Remarkably, a number of books have been written by various scholars on the life of this reputable character and his award winning productions. In addition, a documentary film by the name, "The Foot Steps of an Asian Master", was directed by Neil I.Perera in 1985 and another film "The World of Peiris" directed by Bickram Singhare on behalf of the Ministry of External Affairs, India.

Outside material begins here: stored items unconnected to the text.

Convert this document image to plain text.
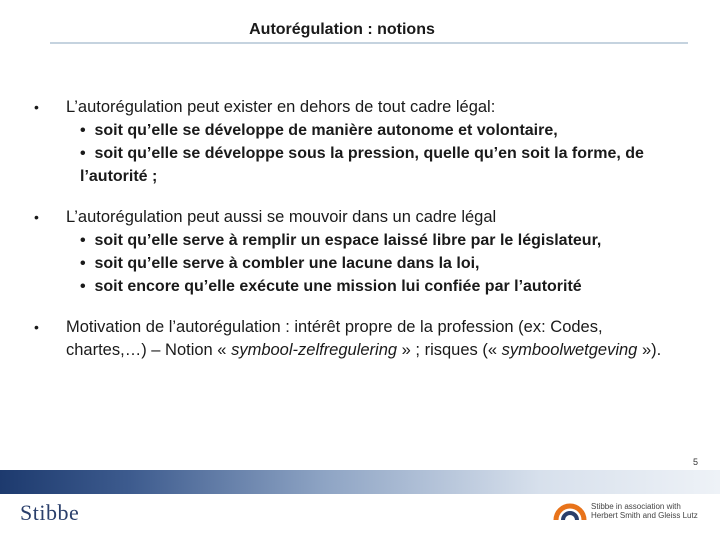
Autorégulation : notions
• L’autorégulation peut exister en dehors de tout cadre légal:
• soit qu’elle se développe de manière autonome et volontaire,
• soit qu’elle se développe sous la pression, quelle qu’en soit la forme, de l’autorité ;
• L’autorégulation peut aussi se mouvoir dans un cadre légal
• soit qu’elle serve à remplir un espace laissé libre par le législateur,
• soit qu’elle serve à combler une lacune dans la loi,
• soit encore qu’elle exécute une mission lui confiée par l’autorité
• Motivation de l’autorégulation : intérêt propre de la profession (ex: Codes, chartes,…) – Notion « symbool-zelfregulering » ; risques (« symboolwetgeving »).
5
Stibbe	Stibbe in association with
Herbert Smith and Gleiss Lutz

He not only won the first international award for Sri Lanka in London in the early ‘50s but also achieved the Golden Peacock Award presented by Delhi International Awards and Golden Head of Palenque Award from Mexico World Film Festival for "Gamperaliya", a story which turned a new page in Sri Lankan cinema as the best film. It was Lester who represented Sri Lanka with his film "Rekhawa", first at the Cannes Film Festival in 1957. The number of local awards won by him from Rekhawa to Amma Varune, is a potent estimation of his exemplary contribution to Sri Lankan cinema. Recognition of his productions at high degree of excellence by the international cinema not only demands absolute technique but involves tremendous amount of dedication and determined effort. In appreciation of his invaluable contribution to cinema he was honoured with the title Commander in the Order of Arts and Letters by the Government of France in 1997, The Lifetime Achievement Award and the Golden Lotus by the Government of India at Delhi International Film Festival and the Asian Cinema Person at Cannes International Film Festival. He has also discreetly performed an extraordinary service as a member of the jury at the International Film Festival with distinctive responsibility. The entire nation is profoundly delighted by the global tribute of high regard extended to this indomitable personality over his intellectual expertise in the film industry.
He was felicitated by his own nation with the title Kala Keerthi in 1980, issue of a stamp to mark his birthday in 2002, highest honour of Sri Lankabhimanaya in 2007, naming Dickman’s Rd as Dr Lester James Peiris Mawatha and a new orchid flower named after Lester James Peiris by M.L.SW.Wanigathunga , chairman of Lakmalsala Amerasekera. It is significant that he was honoured with doctorates by the Universities of Colombo and Peradeniya in 1985 & 2003 respectively.
The latest felicitation for this doyen of Sri Lankan cinema is from UNESCO , the world’s most prestigious institution for culture for his Gamperaliya production.
Dr. Lester James Peiris’ ‘Sonduru Minisa’ has exalted the image of Sri Lanka in the global cinema with a high degree of respect. He is regarded as a leading cinematographer along with world renowned Satyajith Ray of India and Akerawar Korusowa of Japan. The resplendent contribution made by Lester to Sri Lankan cinema will be etched in the memories of the citizenry of Sri Lanka.